高木彬光は、松本善明宛ての手紙を真犯人からのものと断定、事件は命がけで固い同志的結束が必要なこと、文章には軍人的固さがあることから、シベリアからの引揚者で「民主化グループ」に強い恨みがある者たちと考えた。高木は文章中2か所ある「日本人として」という言葉に注目し、犯人は帰国した日本が赤化目前に見え、事件に関与したが、無実の人間が死刑になることから「日本人として」の良心が手紙を書かせたと推理した[21][22]。
事件当時の東北本線は単線であったが、1964年(昭和39年)9月、従来線からやや離れた場所に線路を追加する形で複線化が行われている。複線化後の従来線は下り線として利用されているため、事件に巻き込まれたのは上り列車であるが、現場は現在の下り線に存在することになる。列車が脱線転覆した現場は松川駅から金谷川駅に向かっておよそ1.7km、松川駅を出発してすぐにカーブし北西へ進んでいた下り線が福島市道市ノ沢・明内線の「羽山陸橋」を潜って曲がり、上り線と離れていく左カーブ(事件に巻き込まれた上り列車から見れば右カーブ)の地点である。東北本線下り線の「石合踏切」付近から線路沿いに伸びる農道を北西方向に進めば訪れることができる。
脱線転覆現場近くの線路脇には国鉄関係者によって「殉難碑」と観音像が建立されているほか、事件から50年後の1999年(平成11年)12月に東日本旅客鉄道労働組合(JR東労組)が建立した石碑「謀略 忘れまじ松川事件」がある。
一方、脱線転覆現場から東へ200mほど離れた上り線線路脇には1964年(昭和39年)9月に建てられた記念塔「松川の塔」がそびえ、塔の周辺はあずまややベンチ、テーブルを備えた「松川記念塔公園」が整備されている。「松川の塔」はその高さとオベリスク型の形状からよく目立つが、実際の脱線転覆現場ではなく、塔の傍を走る上り線は事件当時には存在していなかったことに注意が必要である。
時効を迎えた1964年8月16日午後2時から、事故現場から約150メートルほど離れた線路脇で合同慰霊祭が開催された。この慰霊祭には捜査関係者や遺族など約100名が集まった。またこの慰霊祭のあと、午後3時から同じ場所で慰霊塔(松川の塔)の建設着工式も開催された[23]。
2009年10月17 - 18日、松川事件発生60周年記念全国集会が福島大学で開催された。
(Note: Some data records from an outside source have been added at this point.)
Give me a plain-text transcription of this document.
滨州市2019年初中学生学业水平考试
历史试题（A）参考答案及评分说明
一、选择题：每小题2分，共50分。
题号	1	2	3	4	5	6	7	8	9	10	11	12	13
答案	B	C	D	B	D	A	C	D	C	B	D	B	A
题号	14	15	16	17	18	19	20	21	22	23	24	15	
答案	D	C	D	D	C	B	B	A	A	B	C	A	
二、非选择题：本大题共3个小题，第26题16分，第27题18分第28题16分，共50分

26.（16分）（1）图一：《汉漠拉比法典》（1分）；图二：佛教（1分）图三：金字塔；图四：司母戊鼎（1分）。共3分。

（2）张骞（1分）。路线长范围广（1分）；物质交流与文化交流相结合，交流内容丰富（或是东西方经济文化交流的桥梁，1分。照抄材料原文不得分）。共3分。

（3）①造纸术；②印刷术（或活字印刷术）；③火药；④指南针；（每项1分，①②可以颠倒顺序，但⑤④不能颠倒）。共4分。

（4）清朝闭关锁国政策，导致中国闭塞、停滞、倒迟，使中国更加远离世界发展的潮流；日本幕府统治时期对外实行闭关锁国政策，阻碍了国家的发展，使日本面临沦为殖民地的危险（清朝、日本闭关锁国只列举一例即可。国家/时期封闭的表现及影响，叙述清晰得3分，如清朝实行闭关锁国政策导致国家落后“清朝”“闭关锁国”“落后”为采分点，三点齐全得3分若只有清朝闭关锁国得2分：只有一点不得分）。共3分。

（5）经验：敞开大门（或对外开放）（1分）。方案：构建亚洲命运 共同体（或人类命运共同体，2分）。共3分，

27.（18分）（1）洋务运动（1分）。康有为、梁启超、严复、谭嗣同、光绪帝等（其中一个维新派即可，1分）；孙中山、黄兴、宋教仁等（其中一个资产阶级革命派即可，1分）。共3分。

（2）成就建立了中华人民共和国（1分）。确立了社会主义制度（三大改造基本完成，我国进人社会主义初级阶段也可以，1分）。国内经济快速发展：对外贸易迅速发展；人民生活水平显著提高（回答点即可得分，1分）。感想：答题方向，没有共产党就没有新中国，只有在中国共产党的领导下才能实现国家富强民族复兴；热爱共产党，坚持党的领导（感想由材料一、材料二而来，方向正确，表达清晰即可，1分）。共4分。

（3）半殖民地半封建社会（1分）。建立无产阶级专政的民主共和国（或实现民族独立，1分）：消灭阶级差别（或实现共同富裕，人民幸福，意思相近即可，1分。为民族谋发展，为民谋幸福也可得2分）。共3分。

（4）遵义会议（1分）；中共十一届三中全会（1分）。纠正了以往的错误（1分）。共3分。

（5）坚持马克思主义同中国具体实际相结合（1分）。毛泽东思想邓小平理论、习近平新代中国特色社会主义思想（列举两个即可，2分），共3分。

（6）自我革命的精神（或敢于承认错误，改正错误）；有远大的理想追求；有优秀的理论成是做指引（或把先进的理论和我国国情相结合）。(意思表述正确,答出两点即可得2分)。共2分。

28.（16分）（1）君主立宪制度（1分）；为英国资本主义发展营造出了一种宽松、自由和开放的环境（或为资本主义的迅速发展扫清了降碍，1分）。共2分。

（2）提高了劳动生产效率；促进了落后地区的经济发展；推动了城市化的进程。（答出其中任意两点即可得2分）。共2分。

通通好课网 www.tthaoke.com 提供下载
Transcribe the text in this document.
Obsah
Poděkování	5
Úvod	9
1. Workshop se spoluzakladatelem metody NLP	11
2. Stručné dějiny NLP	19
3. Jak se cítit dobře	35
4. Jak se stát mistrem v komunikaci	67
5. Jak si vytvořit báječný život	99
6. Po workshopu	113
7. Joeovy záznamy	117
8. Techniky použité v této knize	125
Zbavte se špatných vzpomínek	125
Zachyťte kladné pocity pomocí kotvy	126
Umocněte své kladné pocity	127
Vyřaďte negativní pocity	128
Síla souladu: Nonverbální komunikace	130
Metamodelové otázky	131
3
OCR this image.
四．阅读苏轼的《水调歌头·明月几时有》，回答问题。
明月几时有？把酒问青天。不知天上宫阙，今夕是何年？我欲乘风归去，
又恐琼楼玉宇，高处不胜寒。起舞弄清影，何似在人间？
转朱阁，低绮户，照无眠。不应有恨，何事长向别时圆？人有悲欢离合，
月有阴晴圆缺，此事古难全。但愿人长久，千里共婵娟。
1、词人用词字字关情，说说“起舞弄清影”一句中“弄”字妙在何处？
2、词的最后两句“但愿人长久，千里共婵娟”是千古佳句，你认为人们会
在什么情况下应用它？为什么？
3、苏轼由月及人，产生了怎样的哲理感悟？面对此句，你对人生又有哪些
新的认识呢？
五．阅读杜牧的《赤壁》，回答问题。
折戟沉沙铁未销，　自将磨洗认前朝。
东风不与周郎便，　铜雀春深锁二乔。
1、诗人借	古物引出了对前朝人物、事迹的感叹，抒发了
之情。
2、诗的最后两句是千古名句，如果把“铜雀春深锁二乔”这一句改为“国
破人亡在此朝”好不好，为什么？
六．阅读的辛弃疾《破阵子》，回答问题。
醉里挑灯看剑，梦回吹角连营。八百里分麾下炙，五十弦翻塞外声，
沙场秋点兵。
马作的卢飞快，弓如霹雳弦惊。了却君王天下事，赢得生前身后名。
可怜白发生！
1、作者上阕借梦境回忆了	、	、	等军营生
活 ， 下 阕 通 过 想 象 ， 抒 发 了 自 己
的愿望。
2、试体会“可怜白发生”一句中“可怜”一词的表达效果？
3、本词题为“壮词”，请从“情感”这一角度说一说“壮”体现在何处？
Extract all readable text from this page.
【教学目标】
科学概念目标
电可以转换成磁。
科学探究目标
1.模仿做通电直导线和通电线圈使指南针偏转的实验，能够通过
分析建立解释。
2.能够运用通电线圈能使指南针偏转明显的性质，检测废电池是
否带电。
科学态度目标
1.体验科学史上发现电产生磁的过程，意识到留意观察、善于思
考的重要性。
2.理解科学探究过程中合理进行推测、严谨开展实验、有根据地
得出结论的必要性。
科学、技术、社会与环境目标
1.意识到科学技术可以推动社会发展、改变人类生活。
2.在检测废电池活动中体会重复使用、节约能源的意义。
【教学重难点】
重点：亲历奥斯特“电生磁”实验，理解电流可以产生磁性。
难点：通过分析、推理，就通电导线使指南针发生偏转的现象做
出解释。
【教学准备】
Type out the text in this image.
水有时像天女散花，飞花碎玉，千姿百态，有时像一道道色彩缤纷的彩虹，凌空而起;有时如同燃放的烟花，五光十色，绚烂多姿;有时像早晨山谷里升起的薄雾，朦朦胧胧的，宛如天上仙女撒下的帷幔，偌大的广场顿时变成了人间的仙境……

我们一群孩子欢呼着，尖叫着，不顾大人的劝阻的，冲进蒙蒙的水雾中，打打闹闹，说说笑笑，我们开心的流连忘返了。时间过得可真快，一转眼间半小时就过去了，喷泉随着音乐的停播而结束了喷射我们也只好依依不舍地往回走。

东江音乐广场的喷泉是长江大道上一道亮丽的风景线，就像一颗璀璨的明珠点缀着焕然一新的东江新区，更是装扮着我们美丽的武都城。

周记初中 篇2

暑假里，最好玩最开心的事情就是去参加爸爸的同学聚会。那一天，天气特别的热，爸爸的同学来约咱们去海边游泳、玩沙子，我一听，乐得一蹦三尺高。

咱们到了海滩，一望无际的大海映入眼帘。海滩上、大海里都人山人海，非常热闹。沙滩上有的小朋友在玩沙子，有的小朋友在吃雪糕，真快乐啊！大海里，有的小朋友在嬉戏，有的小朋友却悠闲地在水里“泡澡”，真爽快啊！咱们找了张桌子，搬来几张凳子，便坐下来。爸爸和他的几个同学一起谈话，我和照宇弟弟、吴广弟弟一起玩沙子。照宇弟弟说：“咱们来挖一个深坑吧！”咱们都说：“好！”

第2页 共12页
集会スローガンは「松川の教訓を活かし、次世代に伝えよう!」。主任弁護人だった大塚一男弁護士は「被告となった20人は事件がなければそれぞれの生活を過ごせたはず。当初からの弁護人としてはそれが残念でならない」、元被告の1人は「一、二審の死刑は自白偏重の結果だったと思う。どういう形で自白があったのか、事実を正確に発言していきたい」と述べた。延べ2,000人が参加[24]。
福島大学は2010年5月12日、松川事件研究所を開設した[25]。松川資料室[26]と連携して研究する。研究テーマは、松川事件の背景と実相、松川裁判、松川救援運動、出版・報道の論調。戦後の経済復興政策と事件との関連、新旧刑事訴訟法・判決の分析、支援運動での文化人の役割なども研究予定。2012年度に事件がテーマの授業も行う[27]。当事件の関連資料のうち400点を、福島大学が国際連合教育科学文化機関の『世界の記憶』への登録を申請した[28]。